Dura risposta del sindaco Candiani alla protesta sollevata dalla minoranza dopo la polemica tra Seprio Servizi e Federfarma Varese sulla gestione del nuovo esercizio

«La minoranza vuole stare dalla parte delle caste o da quella dei cittadini». È la prima risposta del sindaco Stefano Candiani alla polemica che si è aperta sulla farmacia comunale, la cui direzione, affidata alla Seprio Servizi, ha mandato nel mese di agosto una lettera a tutti i medici proponendo una distribuzione gratuita dei farmaci per 75enni e fasce deboli.

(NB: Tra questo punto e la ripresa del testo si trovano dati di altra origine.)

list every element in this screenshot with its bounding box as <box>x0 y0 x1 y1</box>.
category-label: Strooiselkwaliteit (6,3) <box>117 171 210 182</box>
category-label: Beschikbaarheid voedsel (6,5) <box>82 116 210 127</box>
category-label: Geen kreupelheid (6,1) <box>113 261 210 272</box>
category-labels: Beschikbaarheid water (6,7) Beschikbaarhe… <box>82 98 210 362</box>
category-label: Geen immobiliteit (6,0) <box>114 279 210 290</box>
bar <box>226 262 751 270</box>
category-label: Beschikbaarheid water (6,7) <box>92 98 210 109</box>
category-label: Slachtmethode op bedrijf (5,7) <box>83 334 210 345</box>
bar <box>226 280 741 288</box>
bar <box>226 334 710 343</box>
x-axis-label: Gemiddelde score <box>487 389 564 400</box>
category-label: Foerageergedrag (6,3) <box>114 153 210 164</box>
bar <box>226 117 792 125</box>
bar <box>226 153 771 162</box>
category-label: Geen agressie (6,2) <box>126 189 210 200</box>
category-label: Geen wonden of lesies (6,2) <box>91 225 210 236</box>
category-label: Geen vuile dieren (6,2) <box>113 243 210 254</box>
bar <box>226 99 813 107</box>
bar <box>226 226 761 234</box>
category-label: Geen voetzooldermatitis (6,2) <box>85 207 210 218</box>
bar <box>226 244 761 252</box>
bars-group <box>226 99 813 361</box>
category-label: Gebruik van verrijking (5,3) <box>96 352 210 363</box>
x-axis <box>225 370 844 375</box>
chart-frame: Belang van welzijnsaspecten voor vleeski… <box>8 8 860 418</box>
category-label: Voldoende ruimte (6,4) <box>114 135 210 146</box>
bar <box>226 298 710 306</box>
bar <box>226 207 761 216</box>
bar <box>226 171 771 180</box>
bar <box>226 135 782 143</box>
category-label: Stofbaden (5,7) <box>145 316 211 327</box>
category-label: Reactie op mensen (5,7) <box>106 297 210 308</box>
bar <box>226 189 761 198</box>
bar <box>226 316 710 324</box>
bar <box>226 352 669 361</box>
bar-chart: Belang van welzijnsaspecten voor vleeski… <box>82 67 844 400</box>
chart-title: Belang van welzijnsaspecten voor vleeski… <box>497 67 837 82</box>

Lettera che ha provocato la protesta di Federfarma e l’interrogazione scritta del consigliere di minoranza Carlo Uslenghi, membro della commissione finanze.
«Mi dà molto fastidio vedere poi che i documenti arrivano prima alla stampa, leggere prima dal giornale dell’esistenza di certe interrogazioni – risponde il primo cittadino -. Comunque abbiamo impiegato dieci anni ad aprire questa farmacia comunale. Esercizio al servizio dei cittadini e la minoranza cosa fa? Si lancia a difesa dei privilegi della casta. Certo si può aggiustare il progetto della farmacia, migliorarlo, ma invece di costruire qualcosa insieme, difendono quelli che sono semplici privilegi. Noi abbiamo creato la farmacia per offrire un servizio ai cittadini e nessuno di loro si è nemmeno degnato di presentarsi all’inaugurazione di due settimane fa. È inaccettabile».